Derby: Acht Schuldsprüche nach Schlägerei

Ein gerichtliches Nachspiel hatte am Donnerstag eine Massenschlägerei zwischen Austria- und Rapid-Fans im Oktober 2012. Elf Hooligans mussten sich wegen Raufhandels verantworten, acht von ihnen sind verurteilt, drei freigesprochen worden.

Richterin Nikola Finster verhängte über die schuldig erkannten Männer unbedingte Geldstrafen zwischen 1.100 und 1.800 Euro beziehungsweise Freiheitsstrafen zwischen acht Wochen und vier Monaten, die unter Setzung einer Probezeit auf Bewährung nachgesehen wurden.

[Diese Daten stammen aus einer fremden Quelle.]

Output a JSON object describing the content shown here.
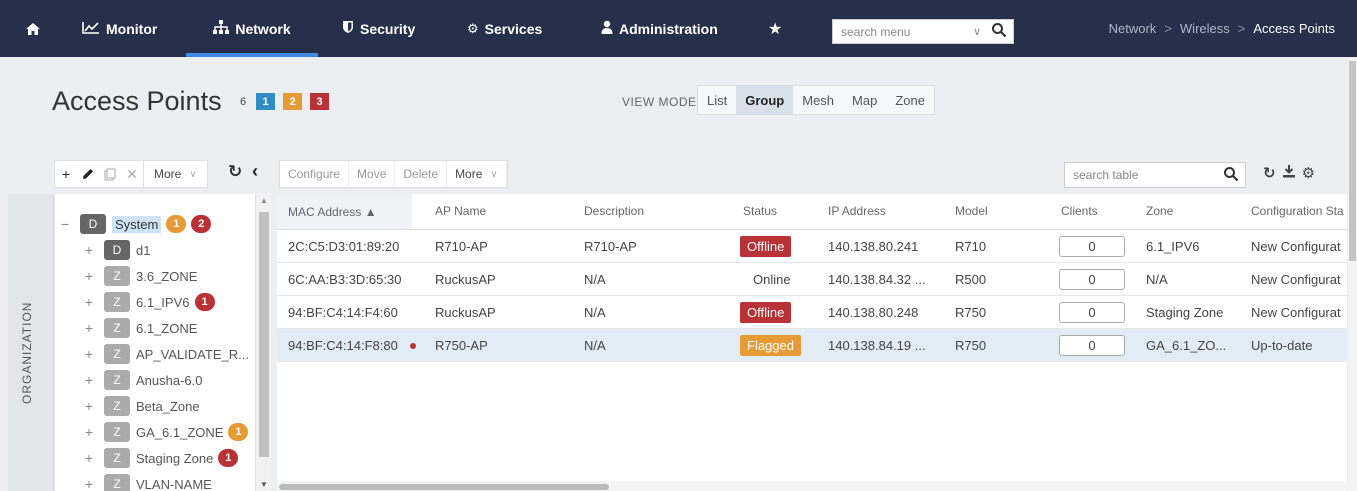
{
  "nav": {
    "home_icon": "home-icon",
    "items": [
      {
        "label": "Monitor",
        "icon": "chart-line-icon"
      },
      {
        "label": "Network",
        "icon": "sitemap-icon",
        "active": true
      },
      {
        "label": "Security",
        "icon": "shield-icon"
      },
      {
        "label": "Services",
        "icon": "gears-icon"
      },
      {
        "label": "Administration",
        "icon": "user-icon"
      }
    ],
    "star_icon": "star-icon",
    "search_placeholder": "search menu",
    "breadcrumb": [
      "Network",
      "Wireless",
      "Access Points"
    ]
  },
  "page": {
    "title": "Access Points",
    "count_total": "6",
    "counts": [
      "1",
      "2",
      "3"
    ],
    "count_colors": [
      "#2f8ec4",
      "#e79b35",
      "#b83236"
    ],
    "view_mode_label": "VIEW MODE:",
    "view_modes": [
      "List",
      "Group",
      "Mesh",
      "Map",
      "Zone"
    ],
    "view_mode_selected": "Group"
  },
  "left_toolbar": {
    "more_label": "More"
  },
  "org_tab_label": "ORGANIZATION",
  "tree": {
    "root": {
      "tag": "D",
      "label": "System",
      "badges": [
        "1",
        "2"
      ]
    },
    "items": [
      {
        "tag": "D",
        "label": "d1",
        "badge": null
      },
      {
        "tag": "Z",
        "label": "3.6_ZONE",
        "badge": null
      },
      {
        "tag": "Z",
        "label": "6.1_IPV6",
        "badge": "1"
      },
      {
        "tag": "Z",
        "label": "6.1_ZONE",
        "badge": null
      },
      {
        "tag": "Z",
        "label": "AP_VALIDATE_R...",
        "badge": null
      },
      {
        "tag": "Z",
        "label": "Anusha-6.0",
        "badge": null
      },
      {
        "tag": "Z",
        "label": "Beta_Zone",
        "badge": null
      },
      {
        "tag": "Z",
        "label": "GA_6.1_ZONE",
        "badge": "1"
      },
      {
        "tag": "Z",
        "label": "Staging Zone",
        "badge": "1"
      },
      {
        "tag": "Z",
        "label": "VLAN-NAME",
        "badge": null
      }
    ]
  },
  "right_toolbar": {
    "configure": "Configure",
    "move": "Move",
    "delete": "Delete",
    "more": "More",
    "search_placeholder": "search table"
  },
  "table": {
    "columns": [
      "MAC Address ▲",
      "AP Name",
      "Description",
      "Status",
      "IP Address",
      "Model",
      "Clients",
      "Zone",
      "Configuration Sta"
    ],
    "rows": [
      {
        "mac": "2C:C5:D3:01:89:20",
        "flag": false,
        "name": "R710-AP",
        "desc": "R710-AP",
        "status": "Offline",
        "ip": "140.138.80.241",
        "model": "R710",
        "clients": "0",
        "zone": "6.1_IPV6",
        "config": "New Configurat"
      },
      {
        "mac": "6C:AA:B3:3D:65:30",
        "flag": false,
        "name": "RuckusAP",
        "desc": "N/A",
        "status": "Online",
        "ip": "140.138.84.32 ...",
        "model": "R500",
        "clients": "0",
        "zone": "N/A",
        "config": "New Configurat"
      },
      {
        "mac": "94:BF:C4:14:F4:60",
        "flag": false,
        "name": "RuckusAP",
        "desc": "N/A",
        "status": "Offline",
        "ip": "140.138.80.248",
        "model": "R750",
        "clients": "0",
        "zone": "Staging Zone",
        "config": "New Configurat"
      },
      {
        "mac": "94:BF:C4:14:F8:80",
        "flag": true,
        "name": "R750-AP",
        "desc": "N/A",
        "status": "Flagged",
        "ip": "140.138.84.19 ...",
        "model": "R750",
        "clients": "0",
        "zone": "GA_6.1_ZO...",
        "config": "Up-to-date"
      }
    ]
  }
}
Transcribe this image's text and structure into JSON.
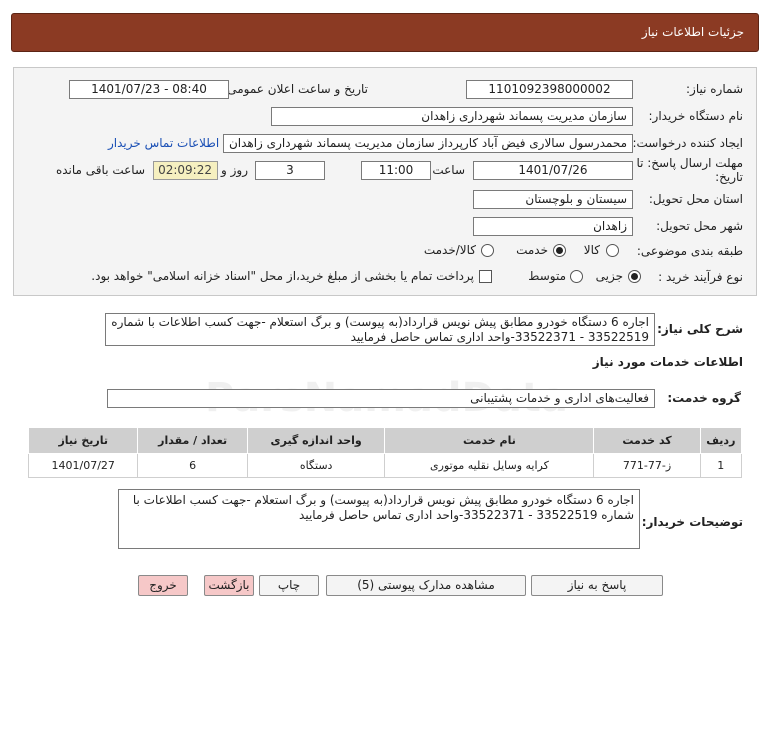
{
  "header": {
    "title": "جزئیات اطلاعات نیاز"
  },
  "form": {
    "need_number_label": "شماره نیاز:",
    "need_number": "1101092398000002",
    "announce_label": "تاریخ و ساعت اعلان عمومی:",
    "announce_value": "1401/07/23 - 08:40",
    "buyer_org_label": "نام دستگاه خریدار:",
    "buyer_org": "سازمان مدیریت پسماند شهرداری زاهدان",
    "creator_label": "ایجاد کننده درخواست:",
    "creator": "محمدرسول سالاری فیض آباد کارپرداز سازمان مدیریت پسماند شهرداری زاهدان",
    "contact_link": "اطلاعات تماس خریدار",
    "deadline_label_1": "مهلت ارسال پاسخ: تا",
    "deadline_label_2": "تاریخ:",
    "deadline_date": "1401/07/26",
    "time_label": "ساعت",
    "deadline_time": "11:00",
    "days_value": "3",
    "days_label": "روز و",
    "remaining_time": "02:09:22",
    "remaining_label": "ساعت باقی مانده",
    "province_label": "استان محل تحویل:",
    "province": "سیستان و بلوچستان",
    "city_label": "شهر محل تحویل:",
    "city": "زاهدان",
    "category_label": "طبقه بندی موضوعی:",
    "category_options": [
      "کالا",
      "خدمت",
      "کالا/خدمت"
    ],
    "category_selected": "خدمت",
    "process_label": "نوع فرآیند خرید :",
    "process_options": [
      "جزیی",
      "متوسط"
    ],
    "process_selected": "جزیی",
    "treasury_note": "پرداخت تمام یا بخشی از مبلغ خرید،از محل \"اسناد خزانه اسلامی\" خواهد بود."
  },
  "summary": {
    "label": "شرح کلی نیاز:",
    "text": "اجاره 6 دستگاه خودرو مطابق پیش نویس قرارداد(به پیوست) و برگ استعلام -جهت کسب اطلاعات با شماره 33522519 - 33522371-واحد اداری تماس حاصل فرمایید"
  },
  "services": {
    "section_title": "اطلاعات خدمات مورد نیاز",
    "group_label": "گروه خدمت:",
    "group_value": "فعالیت‌های اداری و خدمات پشتیبانی"
  },
  "table": {
    "headers": [
      "ردیف",
      "کد خدمت",
      "نام خدمت",
      "واحد اندازه گیری",
      "تعداد / مقدار",
      "تاریخ نیاز"
    ],
    "rows": [
      [
        "1",
        "ز-77-771",
        "کرایه وسایل نقلیه موتوری",
        "دستگاه",
        "6",
        "1401/07/27"
      ]
    ]
  },
  "buyer_notes": {
    "label": "توضیحات خریدار:",
    "text": "اجاره 6 دستگاه خودرو مطابق پیش نویس قرارداد(به پیوست) و برگ استعلام -جهت کسب اطلاعات با شماره 33522519 - 33522371-واحد اداری تماس حاصل فرمایید"
  },
  "buttons": {
    "reply": "پاسخ به نیاز",
    "attachments": "مشاهده مدارک پیوستی (5)",
    "print": "چاپ",
    "back": "بازگشت",
    "exit": "خروج"
  },
  "colors": {
    "header_bg": "#8b3a23",
    "panel_bg": "#f4f4f4",
    "remaining_bg": "#f6f0c0",
    "link": "#1a4fb5",
    "pink_button": "#f6c8c8"
  }
}
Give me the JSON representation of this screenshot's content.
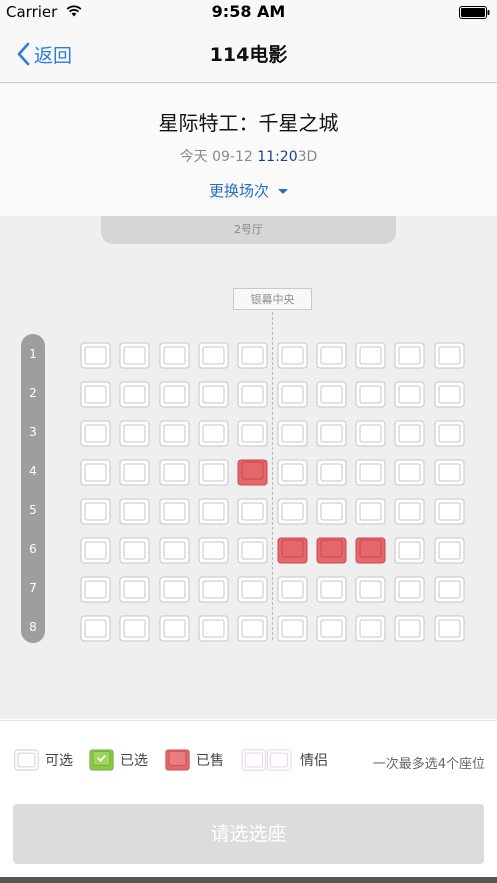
{
  "status_bar": {
    "carrier": "Carrier",
    "time": "9:58 AM"
  },
  "nav": {
    "back_label": "返回",
    "title": "114电影"
  },
  "movie": {
    "title": "星际特工：千星之城",
    "date_prefix": "今天 09-12",
    "time": "11:20",
    "format": "3D",
    "change_session": "更换场次"
  },
  "hall": {
    "name": "2号厅",
    "screen_label": "银幕中央"
  },
  "seat_map": {
    "row_labels": [
      "1",
      "2",
      "3",
      "4",
      "5",
      "6",
      "7",
      "8"
    ],
    "columns": 10,
    "sold_seats": [
      {
        "row": 4,
        "col": 5
      },
      {
        "row": 6,
        "col": 6
      },
      {
        "row": 6,
        "col": 7
      },
      {
        "row": 6,
        "col": 8
      }
    ],
    "colors": {
      "available_fill": "#ffffff",
      "available_stroke": "#c4c4c4",
      "sold_fill": "#e4686b",
      "sold_stroke": "#c8494c",
      "selected_fill": "#8bc84a",
      "couple_stroke": "#e5c9e6"
    }
  },
  "legend": {
    "available": "可选",
    "selected": "已选",
    "sold": "已售",
    "couple": "情侣",
    "note": "一次最多选4个座位"
  },
  "button": {
    "label": "请选选座"
  },
  "colors": {
    "accent": "#2b7de1",
    "time_highlight": "#1b3f8e"
  }
}
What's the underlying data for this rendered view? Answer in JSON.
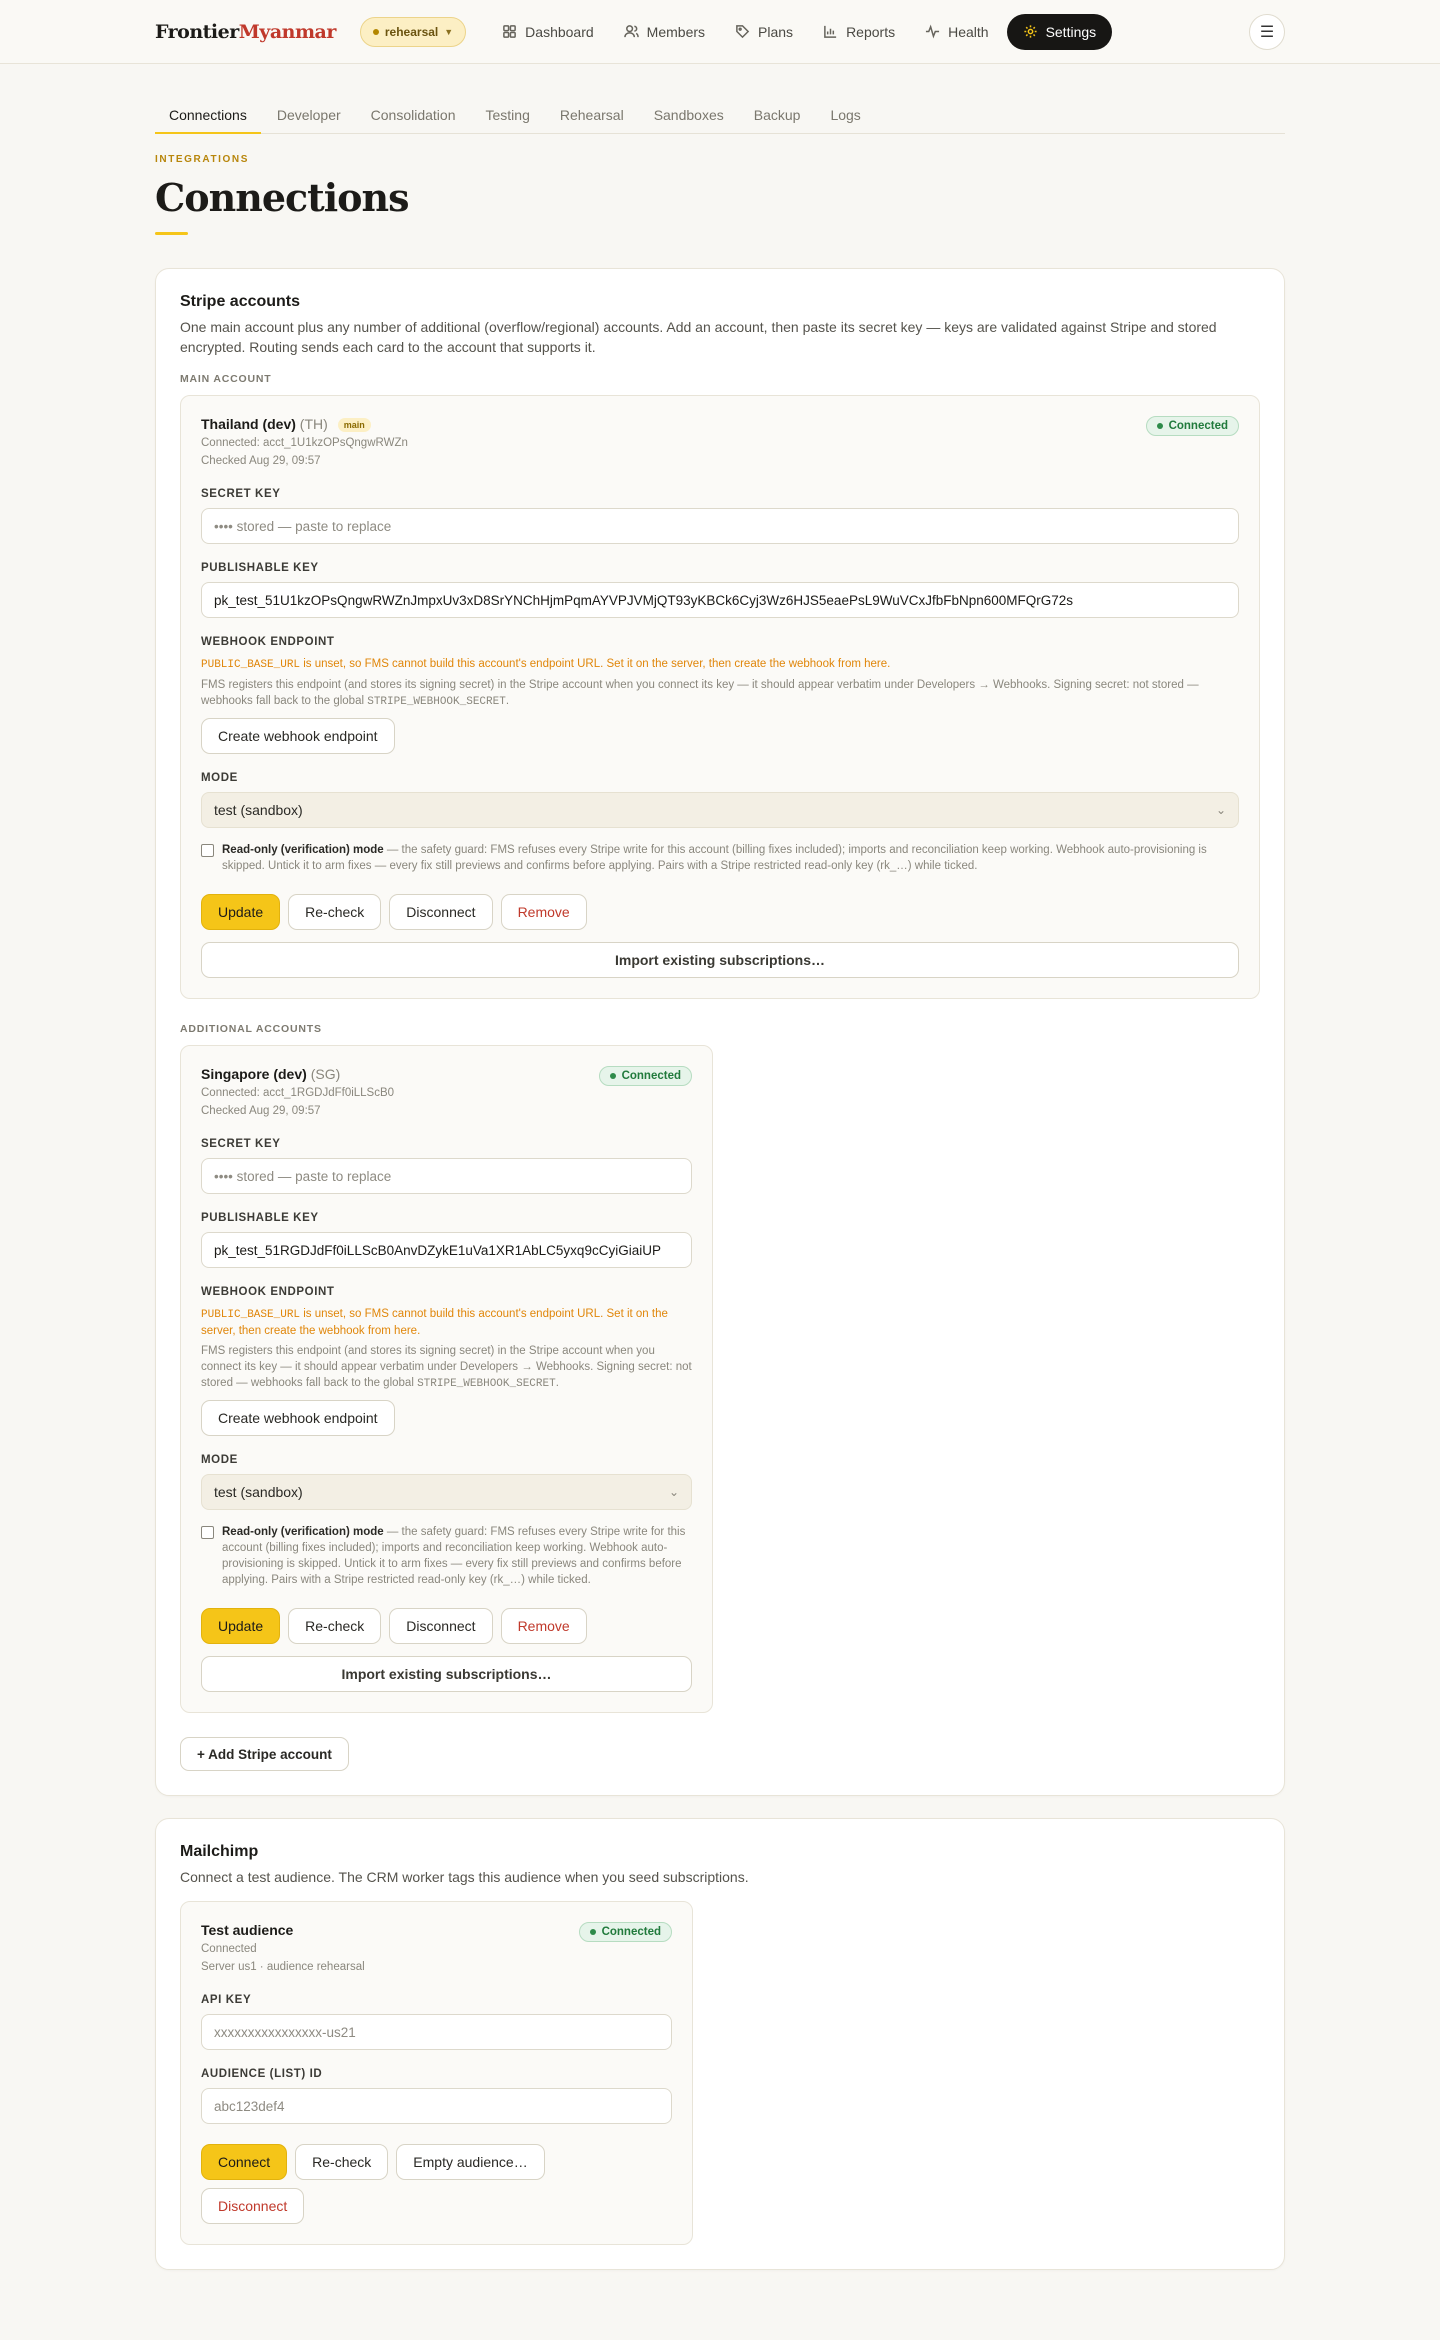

Ein attackierter Austria-Fan hatte sich bei der Schlägerei eine schwere Verletzung - eine Schulterluxation - zugezogen.

Richtersprüche nicht rechtskräftig

Drei Angeklagten war nach Ansicht der Richterin, die sich über Stunden hinweg eingehend mit dem Beweismaterial - Polizei- und Pressefotos sowie Aufnahmen aus Überwachungskameras und mit Smartphones mitgeschnittenen Videoclips - auseinandergesetzt hatte, kein wie auch immer strafbares Verhalten nachzuweisen. Schuld- und Freisprüche sind nicht rechtskräftig. Entgegen dem Strafantrag ging Finster in ihrem Urteil davon aus, dass die gewalttätigen Szenen nicht in einem Sicherheitsbereich stattgefunden hatten. „Aus meiner Sicht hat es an der ordnungsgemäßen Kundmachung gefehlt“, stellte sie fest.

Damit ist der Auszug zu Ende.